A 26 anni è giunta l'ora di lasciare il Brasile per volare in Europa: le sue caratteristiche fisiche lo rendono perfetto per un campionato più tecnico che fisico - quindi no, niente Premier League - per cui Spagna e, soprattutto, Italia farebbero al caso suo. Facendo un po' di Fantamercato lo si potrebbe vedere bene alla Roma di Fonseca, uno che con i brasiliani ci sa fare, ma anche nel Torino di Mazzarri, sempre bisognoso di piedi buoni da schierare nella metà campo avversaria. Il costo? Non elevatissimo, visto che il giocatore va in scadenza nel dicembre del 2020.

L'ex obiettivo del Milan con una clausola da 80 milioni: Everton è pronto per l'Europa

Il socio di Luan, probabilmente, è già anche più famoso del trequartista stesso. Di Everton in questi mesi si è scritto tanto e si è detto quasi tutto. Durante il calciomercato di gennaio, quando Leonardo dirigeva ancora le operazioni al Milan, questo esterno d'attacco sembrava a un passo dal vestire i colori rossoneri. Poi, causa valutazione troppo alta, non se n'è più fatto nulla. Così, il classe 1996 originario di Maracanau e cresciuto nel settore giovanile del Fortaleza, ha deciso di rimanere al Gremio, chiedendo di restare anche in estate per aiutare la squadra a vincere la quarta Libertadores della propria storia. Una questione di gratitudine verso il club che, nel 2013, gli ha concesso un'occasione quando in giro il ragazzo riceveva solo porte in faccia.

Luciana Winck, presentatrice televisiva e ambasciatrice del Gremio, lo ha definito come un acquisto perfetto per la Serie A, dove le sue qualità ben si integrerebbero in ogni squadra che prevede un modulo a tre punte. Everton ama partire largo a sinistra per facilitarsi quel movimento a riempire il campo che lo porta a calciare col piede forte, ma può svariare su tutto il fronte offensivo riuscendo a non dare particolari riferimenti agli avversari. La sua rapidità nel breve gli permette di pungere nell'uno contro uno, fondamentale nel quale sfrutta il baricentro basso e l'agilità di un fisico spalmato su 174 centimetri di altezza.

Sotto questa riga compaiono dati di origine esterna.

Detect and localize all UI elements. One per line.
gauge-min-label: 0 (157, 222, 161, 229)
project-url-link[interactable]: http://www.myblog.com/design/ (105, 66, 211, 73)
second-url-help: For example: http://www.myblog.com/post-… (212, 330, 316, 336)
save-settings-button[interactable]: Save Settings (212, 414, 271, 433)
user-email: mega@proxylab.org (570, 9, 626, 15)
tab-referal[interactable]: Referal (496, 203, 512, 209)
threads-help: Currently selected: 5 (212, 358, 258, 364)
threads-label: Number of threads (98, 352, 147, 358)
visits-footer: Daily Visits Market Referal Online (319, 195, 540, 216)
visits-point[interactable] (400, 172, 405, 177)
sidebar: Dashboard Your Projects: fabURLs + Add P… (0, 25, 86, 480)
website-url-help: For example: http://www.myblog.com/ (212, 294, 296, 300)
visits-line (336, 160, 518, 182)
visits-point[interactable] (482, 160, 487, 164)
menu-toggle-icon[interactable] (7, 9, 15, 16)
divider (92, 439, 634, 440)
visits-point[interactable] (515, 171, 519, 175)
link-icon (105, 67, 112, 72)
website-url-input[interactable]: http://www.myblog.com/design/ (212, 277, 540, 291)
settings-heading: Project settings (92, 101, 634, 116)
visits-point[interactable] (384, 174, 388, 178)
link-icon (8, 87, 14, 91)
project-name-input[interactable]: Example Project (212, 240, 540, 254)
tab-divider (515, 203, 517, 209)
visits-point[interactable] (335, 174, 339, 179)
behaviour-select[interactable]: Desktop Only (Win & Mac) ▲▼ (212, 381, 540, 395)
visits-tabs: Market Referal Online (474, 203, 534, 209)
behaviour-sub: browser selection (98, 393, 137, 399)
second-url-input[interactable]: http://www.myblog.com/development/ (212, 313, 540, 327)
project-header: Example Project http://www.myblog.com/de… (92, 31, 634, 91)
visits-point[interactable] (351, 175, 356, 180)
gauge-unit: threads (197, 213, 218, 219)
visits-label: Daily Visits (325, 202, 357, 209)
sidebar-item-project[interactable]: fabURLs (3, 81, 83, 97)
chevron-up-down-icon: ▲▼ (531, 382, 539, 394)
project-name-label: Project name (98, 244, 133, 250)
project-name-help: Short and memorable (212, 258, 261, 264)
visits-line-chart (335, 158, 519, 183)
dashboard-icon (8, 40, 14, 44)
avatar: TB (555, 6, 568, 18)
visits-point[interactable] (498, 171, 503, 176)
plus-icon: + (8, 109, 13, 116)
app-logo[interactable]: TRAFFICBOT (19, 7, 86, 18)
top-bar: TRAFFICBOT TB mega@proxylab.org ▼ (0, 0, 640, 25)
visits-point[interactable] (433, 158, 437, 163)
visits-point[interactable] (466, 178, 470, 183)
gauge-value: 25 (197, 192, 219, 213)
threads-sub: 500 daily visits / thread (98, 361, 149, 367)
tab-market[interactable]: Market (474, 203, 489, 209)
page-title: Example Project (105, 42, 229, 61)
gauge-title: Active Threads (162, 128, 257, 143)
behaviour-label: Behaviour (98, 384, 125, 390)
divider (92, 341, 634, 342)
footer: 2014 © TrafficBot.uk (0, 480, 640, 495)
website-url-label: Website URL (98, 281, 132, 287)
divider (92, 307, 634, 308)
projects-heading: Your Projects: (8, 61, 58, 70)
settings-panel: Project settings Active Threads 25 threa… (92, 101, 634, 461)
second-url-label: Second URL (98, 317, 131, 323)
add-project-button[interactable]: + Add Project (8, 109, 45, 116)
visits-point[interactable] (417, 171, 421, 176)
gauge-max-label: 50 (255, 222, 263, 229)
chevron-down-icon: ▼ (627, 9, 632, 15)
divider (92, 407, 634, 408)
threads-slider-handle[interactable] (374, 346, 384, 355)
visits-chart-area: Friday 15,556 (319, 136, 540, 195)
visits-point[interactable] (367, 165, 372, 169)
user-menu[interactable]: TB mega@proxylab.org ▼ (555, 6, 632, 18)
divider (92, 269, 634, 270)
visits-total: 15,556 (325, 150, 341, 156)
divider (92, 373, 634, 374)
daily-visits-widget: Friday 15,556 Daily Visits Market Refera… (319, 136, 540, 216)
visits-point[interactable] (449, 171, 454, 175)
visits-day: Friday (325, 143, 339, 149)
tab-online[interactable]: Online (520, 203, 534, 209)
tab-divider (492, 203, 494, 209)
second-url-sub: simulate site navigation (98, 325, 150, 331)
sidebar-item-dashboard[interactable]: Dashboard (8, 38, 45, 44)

Soprannominato Cebolinha per la sua somiglianza con un noto fumetto brasiliano, attualmente è vincolato al Gremio da una clausola rescissoria da 80 milioni di euro e, nel 2018, ha finalmente aumentato anche le sue medie realizzative, toccando la doppia cifra in campionato. L'Italia sarebbe una grande vetrina per un ragazzo molto disciplinato sia in campo che fuori, un sudamericano decisamente atipico sempre pronto a mettere il "noi" davanti all'"io". Lui e Luan rappresentano due delle certezze di un Gremio che, anche grazie a loro, oggi è diventato uno dei club più forti del continente. Per questo, quando saluteranno Porto Alegre, sarà complicato sostituirli adeguatamente. Ma il salto in alto, adesso, non può più essere rimandato.